The Tragedy of King Richard the Second is a play written by William Shakespeare around 1595 and based on the life of King Richard II of England. It is the first part of a tetralogy, referred to by scholars as the Henriad, followed by three plays concerning Richard's successors: Henry IV, part 1, Henry IV, part 2, and Henry V, and may not have been written as a stand-alone work.

Although the First Folio (1623) edition of Shakespeare's works lists the play as a history play, the earlier Quarto edition of 1597 calls itself The tragedie of King Richard the second.

Text and Sources

Richard II exists in a number of variations, attesting to the controversy it aroused. The quartos vary to some degree from one another, and the folio presents further differences. The first three quartos (printed in 1597 and 1598, commonly assumed to have been prepared from Shakespeare's holograph) lack the deposition scene. The fourth quarto, published in 1608, includes a version of the deposition scene shorter than the one later printed, presumably from a prompt-book, in the 1623 First Folio. The scanty evidence makes explaining these differences largely conjectural. Traditionally, it has been supposed that the quartos lack the deposition scene because of censorship, either from the playhouse or by the Master of the Revels Edmund Tylney and that the Folio version may better reflect Shakespeare's original intentions. There is no external evidence for this hypothesis, however, and the title page of the 1608 quarto refers to a "lately acted" deposition scene.
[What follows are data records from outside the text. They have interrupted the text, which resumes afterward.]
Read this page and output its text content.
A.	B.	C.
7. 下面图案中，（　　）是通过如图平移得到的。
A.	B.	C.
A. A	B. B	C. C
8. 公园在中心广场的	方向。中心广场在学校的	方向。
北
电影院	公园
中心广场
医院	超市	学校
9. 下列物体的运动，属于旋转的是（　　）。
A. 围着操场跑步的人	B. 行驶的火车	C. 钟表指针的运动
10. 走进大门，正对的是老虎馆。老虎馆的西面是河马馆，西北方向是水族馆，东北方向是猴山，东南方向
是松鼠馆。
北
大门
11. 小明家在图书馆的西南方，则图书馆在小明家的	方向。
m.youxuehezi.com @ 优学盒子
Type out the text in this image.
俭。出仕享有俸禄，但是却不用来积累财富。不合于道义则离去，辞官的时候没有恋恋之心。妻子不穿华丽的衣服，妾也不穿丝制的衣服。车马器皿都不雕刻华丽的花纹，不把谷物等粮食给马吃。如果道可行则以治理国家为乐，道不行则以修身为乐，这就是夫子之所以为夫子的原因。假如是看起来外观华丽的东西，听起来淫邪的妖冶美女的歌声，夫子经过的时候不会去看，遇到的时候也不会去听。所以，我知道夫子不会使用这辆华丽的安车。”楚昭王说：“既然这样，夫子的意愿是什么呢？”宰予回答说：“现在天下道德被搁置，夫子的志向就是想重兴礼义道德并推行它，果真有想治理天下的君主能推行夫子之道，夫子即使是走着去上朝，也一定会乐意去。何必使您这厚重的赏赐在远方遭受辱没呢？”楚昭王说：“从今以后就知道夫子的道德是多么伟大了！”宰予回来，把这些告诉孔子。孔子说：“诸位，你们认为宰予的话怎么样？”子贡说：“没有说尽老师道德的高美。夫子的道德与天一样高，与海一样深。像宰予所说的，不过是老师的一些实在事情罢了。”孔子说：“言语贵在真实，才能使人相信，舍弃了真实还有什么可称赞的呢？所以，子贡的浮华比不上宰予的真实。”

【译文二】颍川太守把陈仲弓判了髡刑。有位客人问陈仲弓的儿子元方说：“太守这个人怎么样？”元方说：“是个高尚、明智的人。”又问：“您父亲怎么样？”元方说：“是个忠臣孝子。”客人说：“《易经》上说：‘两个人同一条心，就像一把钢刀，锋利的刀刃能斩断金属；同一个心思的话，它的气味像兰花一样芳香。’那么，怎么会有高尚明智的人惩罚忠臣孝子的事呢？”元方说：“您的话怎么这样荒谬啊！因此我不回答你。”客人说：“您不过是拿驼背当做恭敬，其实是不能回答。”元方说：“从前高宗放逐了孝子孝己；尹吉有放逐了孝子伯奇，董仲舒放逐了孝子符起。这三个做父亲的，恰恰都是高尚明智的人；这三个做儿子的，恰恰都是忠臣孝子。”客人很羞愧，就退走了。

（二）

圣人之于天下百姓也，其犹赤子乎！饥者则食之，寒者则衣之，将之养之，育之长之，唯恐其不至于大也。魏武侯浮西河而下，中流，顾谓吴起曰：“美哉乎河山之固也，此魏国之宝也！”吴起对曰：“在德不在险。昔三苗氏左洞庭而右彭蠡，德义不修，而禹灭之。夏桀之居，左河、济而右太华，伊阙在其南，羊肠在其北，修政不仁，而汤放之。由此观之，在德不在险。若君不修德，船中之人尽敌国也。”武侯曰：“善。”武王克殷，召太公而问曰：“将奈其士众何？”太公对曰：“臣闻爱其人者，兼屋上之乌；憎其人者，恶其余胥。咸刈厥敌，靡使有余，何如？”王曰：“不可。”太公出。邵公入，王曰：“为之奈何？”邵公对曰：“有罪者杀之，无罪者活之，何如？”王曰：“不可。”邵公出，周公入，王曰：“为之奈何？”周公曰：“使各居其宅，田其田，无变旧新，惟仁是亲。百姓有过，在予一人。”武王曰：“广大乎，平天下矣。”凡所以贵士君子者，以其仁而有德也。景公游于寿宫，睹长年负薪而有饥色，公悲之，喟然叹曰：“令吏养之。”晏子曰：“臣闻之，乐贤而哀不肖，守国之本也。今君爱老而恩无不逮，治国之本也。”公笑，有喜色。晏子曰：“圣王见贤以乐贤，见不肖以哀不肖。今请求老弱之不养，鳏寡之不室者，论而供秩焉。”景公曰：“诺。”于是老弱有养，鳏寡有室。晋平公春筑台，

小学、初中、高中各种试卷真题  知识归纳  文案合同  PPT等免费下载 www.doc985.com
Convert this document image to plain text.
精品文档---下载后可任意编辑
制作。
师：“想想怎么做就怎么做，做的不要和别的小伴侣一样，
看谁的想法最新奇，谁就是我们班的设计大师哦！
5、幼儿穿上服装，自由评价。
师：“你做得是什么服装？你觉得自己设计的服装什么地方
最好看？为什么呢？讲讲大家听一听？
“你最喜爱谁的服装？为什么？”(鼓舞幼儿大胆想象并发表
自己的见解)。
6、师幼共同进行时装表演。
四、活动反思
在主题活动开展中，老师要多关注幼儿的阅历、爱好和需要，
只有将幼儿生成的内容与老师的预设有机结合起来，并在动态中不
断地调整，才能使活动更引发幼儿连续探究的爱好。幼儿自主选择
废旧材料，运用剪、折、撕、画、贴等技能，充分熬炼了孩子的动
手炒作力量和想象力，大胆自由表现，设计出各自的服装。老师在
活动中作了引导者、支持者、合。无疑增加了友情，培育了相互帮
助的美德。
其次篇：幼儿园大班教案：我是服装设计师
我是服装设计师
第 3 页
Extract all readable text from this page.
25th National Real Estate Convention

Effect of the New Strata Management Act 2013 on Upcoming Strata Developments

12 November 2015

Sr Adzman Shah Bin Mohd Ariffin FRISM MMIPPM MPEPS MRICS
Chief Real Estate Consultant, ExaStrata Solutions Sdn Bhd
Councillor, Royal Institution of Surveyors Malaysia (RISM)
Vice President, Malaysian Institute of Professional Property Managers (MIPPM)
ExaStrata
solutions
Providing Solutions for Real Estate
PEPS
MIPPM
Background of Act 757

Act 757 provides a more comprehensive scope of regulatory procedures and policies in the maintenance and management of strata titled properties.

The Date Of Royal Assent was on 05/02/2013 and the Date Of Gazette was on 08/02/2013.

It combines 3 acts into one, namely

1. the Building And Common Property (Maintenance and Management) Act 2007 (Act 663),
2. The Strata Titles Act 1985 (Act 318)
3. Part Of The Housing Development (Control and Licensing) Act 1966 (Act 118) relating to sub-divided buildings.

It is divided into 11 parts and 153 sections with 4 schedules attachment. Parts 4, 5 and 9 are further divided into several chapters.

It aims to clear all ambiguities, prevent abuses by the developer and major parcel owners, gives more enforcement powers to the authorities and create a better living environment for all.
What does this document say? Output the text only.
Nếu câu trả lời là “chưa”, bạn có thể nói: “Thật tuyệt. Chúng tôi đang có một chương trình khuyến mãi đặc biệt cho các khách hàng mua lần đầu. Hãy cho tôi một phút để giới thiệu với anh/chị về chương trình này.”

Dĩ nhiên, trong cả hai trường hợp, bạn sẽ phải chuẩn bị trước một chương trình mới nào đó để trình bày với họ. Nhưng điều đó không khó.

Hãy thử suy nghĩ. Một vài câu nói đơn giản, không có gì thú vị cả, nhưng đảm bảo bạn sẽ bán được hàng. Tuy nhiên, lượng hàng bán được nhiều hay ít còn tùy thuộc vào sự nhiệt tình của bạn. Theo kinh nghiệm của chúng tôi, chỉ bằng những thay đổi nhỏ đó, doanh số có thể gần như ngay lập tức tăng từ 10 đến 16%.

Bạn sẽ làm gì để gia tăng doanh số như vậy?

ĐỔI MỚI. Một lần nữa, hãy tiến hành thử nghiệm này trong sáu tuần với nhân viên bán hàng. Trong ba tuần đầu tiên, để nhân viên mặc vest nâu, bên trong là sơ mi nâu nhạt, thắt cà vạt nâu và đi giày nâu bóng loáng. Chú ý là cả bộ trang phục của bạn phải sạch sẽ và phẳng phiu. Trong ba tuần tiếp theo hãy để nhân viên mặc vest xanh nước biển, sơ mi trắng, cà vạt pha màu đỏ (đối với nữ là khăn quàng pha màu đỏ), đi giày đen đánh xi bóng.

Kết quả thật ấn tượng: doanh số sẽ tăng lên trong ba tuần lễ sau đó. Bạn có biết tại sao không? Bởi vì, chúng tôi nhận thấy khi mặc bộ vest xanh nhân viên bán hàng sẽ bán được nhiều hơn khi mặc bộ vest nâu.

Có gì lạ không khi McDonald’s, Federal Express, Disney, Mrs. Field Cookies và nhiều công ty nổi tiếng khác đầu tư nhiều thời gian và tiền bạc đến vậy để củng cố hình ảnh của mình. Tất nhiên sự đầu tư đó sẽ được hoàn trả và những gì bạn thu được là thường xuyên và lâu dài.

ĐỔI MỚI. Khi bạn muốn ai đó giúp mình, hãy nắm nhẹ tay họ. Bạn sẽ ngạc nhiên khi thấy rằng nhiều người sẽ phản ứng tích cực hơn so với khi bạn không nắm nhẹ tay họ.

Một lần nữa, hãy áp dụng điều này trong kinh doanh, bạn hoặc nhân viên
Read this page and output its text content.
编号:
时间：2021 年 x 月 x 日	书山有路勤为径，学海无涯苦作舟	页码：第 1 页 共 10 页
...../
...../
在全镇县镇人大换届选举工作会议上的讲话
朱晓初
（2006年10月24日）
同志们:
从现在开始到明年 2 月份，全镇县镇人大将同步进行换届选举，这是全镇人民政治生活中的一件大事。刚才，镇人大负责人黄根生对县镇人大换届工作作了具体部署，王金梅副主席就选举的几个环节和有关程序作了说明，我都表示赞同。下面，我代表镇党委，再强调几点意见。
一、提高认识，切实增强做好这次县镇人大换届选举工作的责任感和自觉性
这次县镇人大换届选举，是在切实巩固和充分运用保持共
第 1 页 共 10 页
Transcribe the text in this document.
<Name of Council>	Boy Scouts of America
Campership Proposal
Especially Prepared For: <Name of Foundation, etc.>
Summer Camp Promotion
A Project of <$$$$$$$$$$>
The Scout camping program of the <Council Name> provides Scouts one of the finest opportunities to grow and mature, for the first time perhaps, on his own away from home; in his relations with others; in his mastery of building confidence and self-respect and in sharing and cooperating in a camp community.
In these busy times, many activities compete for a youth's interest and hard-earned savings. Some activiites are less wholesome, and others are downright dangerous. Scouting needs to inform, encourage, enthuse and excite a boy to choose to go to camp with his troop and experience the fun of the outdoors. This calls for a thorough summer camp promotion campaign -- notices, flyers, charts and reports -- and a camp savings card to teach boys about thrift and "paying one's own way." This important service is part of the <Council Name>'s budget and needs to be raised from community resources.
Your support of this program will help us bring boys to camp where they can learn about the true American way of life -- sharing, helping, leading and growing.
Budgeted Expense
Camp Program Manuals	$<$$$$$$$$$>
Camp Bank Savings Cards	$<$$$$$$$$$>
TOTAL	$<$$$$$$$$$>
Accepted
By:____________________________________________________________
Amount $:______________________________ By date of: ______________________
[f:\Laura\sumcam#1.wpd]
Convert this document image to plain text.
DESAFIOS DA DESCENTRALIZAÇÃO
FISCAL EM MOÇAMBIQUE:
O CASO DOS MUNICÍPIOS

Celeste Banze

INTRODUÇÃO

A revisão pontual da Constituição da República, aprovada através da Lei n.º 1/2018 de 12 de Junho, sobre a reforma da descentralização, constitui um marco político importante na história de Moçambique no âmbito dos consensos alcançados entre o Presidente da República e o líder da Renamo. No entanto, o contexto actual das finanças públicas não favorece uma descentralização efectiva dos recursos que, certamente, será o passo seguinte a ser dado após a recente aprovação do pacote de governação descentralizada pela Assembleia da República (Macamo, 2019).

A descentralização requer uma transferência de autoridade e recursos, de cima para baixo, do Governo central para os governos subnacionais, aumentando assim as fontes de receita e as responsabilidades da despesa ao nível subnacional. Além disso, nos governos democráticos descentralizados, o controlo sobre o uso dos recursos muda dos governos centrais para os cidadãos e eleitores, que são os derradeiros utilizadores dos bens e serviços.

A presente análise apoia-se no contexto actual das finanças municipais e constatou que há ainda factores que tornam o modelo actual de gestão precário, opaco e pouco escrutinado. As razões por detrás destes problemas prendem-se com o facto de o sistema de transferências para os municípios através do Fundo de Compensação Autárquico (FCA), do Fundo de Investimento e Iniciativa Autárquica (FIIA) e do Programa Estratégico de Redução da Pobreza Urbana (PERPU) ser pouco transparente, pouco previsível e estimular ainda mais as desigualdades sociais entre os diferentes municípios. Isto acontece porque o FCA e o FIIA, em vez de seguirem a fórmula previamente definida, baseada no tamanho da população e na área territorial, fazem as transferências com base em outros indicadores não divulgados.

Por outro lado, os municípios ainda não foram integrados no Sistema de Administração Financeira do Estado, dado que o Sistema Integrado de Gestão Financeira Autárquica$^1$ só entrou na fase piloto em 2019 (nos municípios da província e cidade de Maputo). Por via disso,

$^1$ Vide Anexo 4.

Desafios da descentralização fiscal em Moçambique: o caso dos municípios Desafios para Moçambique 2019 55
Shakespeare's primary source for Richard II, as for most of his chronicle histories, was Raphael Holinshed's Chronicles; the publication of the second edition in 1587 provides a terminus ad quo for the play. Edward Hall's The Union of the Two Illustrious Families of Lancaster and York appears also to have been consulted, and scholars have also supposed Shakespeare familiar with Samuel Daniel's poem on the civil wars.

A somewhat more complicated case is presented by the anonymous play The First Part of Richard II. This play, which exists in one incomplete manuscript copy (at the British Museum) is subtitled Thomas of Woodstock, and it is by this name that scholars since F. S. Boas have usually called it. This play treats the events leading up to the start of Shakespeare's play (though the two texts do not have identical characters). This closeness, along with the anonymity of the manuscript, has led certain scholars to attribute all or part of the play to Shakespeare; currently, though, most critics view this play as a secondary influence on Shakespeare, and not as his work.

Historical context

The play was performed and published late in the reign of the childless Elizabeth I of England, at a time when the queen's age made the succession an important political concern. The historical parallels in the succession of Richard II may have been intended as political comment on the contemporary situation, with the weak Richard II analogous to Queen Elizabeth and an implicit argument in favour of her replacement by a monarch capable of creating a stable dynasty.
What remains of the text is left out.